Writing about his recent institutional solo exhibition at Camden Art Centre Bidisha Mamata observed: “The compositions have a pared-down elegance, but they pulse with unease. The nuclear family of Krishanu’s mother (an Indian theologian and academic), father (a White English priest) and two young boys is ripped through by his critique of colonisation, patriarchy and missionary delusion. These are family snapshots developed in acid and coloured in with spiritual scepticism, fraternal bonding, familial claustrophobia, cultural displacement and paternalistic folly. The wary boys in the paintings look as if they’re waiting for the other shoe to drop—or the bough to break.”

 

Krishanu often employs a shallow pictorial depth and backgrounds that often veer into abstraction. Sometimes figures occupy those shallow spaces, often the two young boys that Mamata writes of, who are Krishanu and his brother, existing in a liminal zone at a remove to their surroundings. His paintings subtly articulate the hybridised practices after the British had departed its colonies and speak of the lives of those who lived in the postcolonial landscape.

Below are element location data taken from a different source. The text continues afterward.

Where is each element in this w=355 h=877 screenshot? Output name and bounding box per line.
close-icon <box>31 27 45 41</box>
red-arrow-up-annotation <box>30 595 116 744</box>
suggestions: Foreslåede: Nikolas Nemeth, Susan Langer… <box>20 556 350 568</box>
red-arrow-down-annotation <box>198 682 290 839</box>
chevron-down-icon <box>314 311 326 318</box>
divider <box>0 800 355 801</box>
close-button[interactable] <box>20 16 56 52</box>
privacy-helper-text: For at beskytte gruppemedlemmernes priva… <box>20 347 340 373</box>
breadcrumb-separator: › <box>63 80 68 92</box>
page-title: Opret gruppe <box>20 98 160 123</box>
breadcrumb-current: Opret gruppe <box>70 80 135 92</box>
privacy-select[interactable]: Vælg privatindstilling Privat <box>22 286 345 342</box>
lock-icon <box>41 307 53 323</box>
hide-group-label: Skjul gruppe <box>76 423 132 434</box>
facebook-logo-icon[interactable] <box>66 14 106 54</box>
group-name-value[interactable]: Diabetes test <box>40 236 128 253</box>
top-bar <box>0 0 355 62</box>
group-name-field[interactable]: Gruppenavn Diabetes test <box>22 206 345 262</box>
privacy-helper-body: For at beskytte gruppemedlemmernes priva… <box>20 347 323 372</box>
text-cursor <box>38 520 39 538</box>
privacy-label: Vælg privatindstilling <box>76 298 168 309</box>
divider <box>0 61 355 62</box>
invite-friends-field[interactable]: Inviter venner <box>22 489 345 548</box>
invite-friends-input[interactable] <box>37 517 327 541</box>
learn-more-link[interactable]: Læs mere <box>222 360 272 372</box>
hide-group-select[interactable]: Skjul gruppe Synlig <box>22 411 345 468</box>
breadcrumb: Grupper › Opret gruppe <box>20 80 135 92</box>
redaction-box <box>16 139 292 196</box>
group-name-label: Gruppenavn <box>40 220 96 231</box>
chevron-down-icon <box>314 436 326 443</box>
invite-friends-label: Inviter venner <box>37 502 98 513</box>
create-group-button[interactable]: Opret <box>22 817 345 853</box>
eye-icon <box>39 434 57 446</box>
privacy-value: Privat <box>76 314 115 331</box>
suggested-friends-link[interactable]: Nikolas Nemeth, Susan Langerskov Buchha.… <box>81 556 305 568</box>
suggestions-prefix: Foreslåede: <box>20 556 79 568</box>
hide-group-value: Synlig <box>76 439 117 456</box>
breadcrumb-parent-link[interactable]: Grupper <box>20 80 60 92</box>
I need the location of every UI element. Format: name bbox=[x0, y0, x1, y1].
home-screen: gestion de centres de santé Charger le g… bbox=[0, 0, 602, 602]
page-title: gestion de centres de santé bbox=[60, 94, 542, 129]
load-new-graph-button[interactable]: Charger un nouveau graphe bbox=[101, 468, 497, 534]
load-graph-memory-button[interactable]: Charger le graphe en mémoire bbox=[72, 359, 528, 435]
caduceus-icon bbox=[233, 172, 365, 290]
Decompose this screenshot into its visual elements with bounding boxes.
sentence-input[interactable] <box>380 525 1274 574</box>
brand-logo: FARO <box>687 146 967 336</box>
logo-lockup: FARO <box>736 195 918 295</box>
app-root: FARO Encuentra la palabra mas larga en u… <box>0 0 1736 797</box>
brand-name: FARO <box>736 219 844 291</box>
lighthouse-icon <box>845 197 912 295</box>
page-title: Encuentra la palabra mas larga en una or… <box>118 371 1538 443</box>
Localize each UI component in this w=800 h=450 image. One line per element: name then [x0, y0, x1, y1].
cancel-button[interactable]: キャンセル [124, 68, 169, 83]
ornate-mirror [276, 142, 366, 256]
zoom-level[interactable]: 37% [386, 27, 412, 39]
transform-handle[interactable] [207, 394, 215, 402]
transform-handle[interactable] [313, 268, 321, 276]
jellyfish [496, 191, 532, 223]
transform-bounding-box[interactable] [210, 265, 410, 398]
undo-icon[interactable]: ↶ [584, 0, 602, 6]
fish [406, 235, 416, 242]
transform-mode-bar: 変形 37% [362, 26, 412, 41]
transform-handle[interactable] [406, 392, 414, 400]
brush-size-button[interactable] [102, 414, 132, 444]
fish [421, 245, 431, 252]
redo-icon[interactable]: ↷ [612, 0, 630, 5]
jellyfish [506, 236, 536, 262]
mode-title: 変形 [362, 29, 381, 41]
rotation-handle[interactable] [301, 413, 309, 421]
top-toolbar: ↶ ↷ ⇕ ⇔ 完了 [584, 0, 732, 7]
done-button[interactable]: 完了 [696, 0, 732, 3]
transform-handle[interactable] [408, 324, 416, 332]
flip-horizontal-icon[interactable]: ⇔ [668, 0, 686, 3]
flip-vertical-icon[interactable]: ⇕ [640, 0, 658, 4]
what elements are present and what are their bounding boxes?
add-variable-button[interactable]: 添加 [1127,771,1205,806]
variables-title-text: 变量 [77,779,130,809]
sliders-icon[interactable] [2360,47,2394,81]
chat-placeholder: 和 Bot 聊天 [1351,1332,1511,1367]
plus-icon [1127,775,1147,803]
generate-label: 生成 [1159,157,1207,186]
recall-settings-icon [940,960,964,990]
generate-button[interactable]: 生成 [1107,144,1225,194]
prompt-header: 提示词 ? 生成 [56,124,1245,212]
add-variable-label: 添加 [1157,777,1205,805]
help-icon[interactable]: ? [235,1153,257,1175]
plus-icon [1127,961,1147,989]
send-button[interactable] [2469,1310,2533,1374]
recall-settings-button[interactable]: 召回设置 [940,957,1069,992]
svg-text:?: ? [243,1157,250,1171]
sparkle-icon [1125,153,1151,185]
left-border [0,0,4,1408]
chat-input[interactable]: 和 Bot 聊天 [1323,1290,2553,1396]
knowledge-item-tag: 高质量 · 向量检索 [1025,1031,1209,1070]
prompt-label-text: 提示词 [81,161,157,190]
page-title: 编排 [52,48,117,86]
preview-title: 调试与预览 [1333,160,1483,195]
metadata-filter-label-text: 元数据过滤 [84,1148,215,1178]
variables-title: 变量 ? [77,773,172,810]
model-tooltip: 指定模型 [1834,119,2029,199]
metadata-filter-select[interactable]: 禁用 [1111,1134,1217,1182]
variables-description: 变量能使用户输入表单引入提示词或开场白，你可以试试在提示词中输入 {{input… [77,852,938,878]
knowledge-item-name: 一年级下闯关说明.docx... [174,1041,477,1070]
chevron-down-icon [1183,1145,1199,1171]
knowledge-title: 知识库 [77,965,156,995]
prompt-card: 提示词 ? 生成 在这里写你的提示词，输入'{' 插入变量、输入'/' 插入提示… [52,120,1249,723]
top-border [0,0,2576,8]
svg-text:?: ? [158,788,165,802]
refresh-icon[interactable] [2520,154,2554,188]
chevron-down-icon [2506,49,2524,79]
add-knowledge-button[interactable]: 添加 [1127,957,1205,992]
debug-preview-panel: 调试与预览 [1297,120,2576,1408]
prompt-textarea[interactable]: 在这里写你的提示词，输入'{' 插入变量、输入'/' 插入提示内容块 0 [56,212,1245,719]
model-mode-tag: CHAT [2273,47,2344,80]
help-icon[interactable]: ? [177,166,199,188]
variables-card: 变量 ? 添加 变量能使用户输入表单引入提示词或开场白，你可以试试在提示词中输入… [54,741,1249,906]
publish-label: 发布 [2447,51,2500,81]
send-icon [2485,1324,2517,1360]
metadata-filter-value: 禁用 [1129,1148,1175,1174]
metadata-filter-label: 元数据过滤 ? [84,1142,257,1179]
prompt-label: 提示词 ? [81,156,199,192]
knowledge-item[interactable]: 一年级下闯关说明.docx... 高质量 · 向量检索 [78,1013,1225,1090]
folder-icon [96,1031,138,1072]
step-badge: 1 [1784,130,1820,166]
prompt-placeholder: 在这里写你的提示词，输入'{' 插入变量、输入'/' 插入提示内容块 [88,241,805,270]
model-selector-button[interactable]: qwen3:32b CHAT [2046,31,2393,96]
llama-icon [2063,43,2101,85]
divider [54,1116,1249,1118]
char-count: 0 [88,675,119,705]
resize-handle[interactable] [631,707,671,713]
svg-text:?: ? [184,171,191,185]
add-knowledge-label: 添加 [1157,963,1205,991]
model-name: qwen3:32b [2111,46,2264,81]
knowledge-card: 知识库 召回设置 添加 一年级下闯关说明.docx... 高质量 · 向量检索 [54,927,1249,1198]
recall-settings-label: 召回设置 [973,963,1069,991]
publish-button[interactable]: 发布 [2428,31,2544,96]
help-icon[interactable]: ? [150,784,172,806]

Empire might be history, but its effects persist, permeating the contemporary.

 

These are paintings that question where the space is for subjects who find themselves within a foreign, imperial narrative, an afterthought to the great ‘civilising’ mission. Often this is to be an observer rather than a participant, perhaps indeed observing the decline of that mission. Krishanu’ subjects might only be allowed marginal and precarious subject positions but there is a tenuous security in those positions, watching as imposed traditions slowly sink into the unforgiving land.

 

Matthew Krishanu (b.1980) was born in Bradford and based in London. He completed an MA in Fine Art at Central Saint Martins in 2009. Recent institutional solo exhibitions include Camden Art Centre (2024), Huddersfield Art Gallery (2018);  Midlands Art Centre, Birmingham (2019); and Ikon Gallery, Birmingham (2019). His group institutional exhibitions include Whitechapel Art Gallery (2023), Dhaka Art Summit (2023);  Mead Gallery, Warwick (2022); Coventry Biennial (2022); ‘Mixing It Up’, Hayward Gallery (2021),  ‘John Moores Painting Prize’ (Walker Art Gallery, Liverpool, 2021) ‘Everyday Heroes’ (Hayward Gallery/Southbank Centre, 2020) and ‘A Rich Tapestry’ (Lahore Biennale, 2020).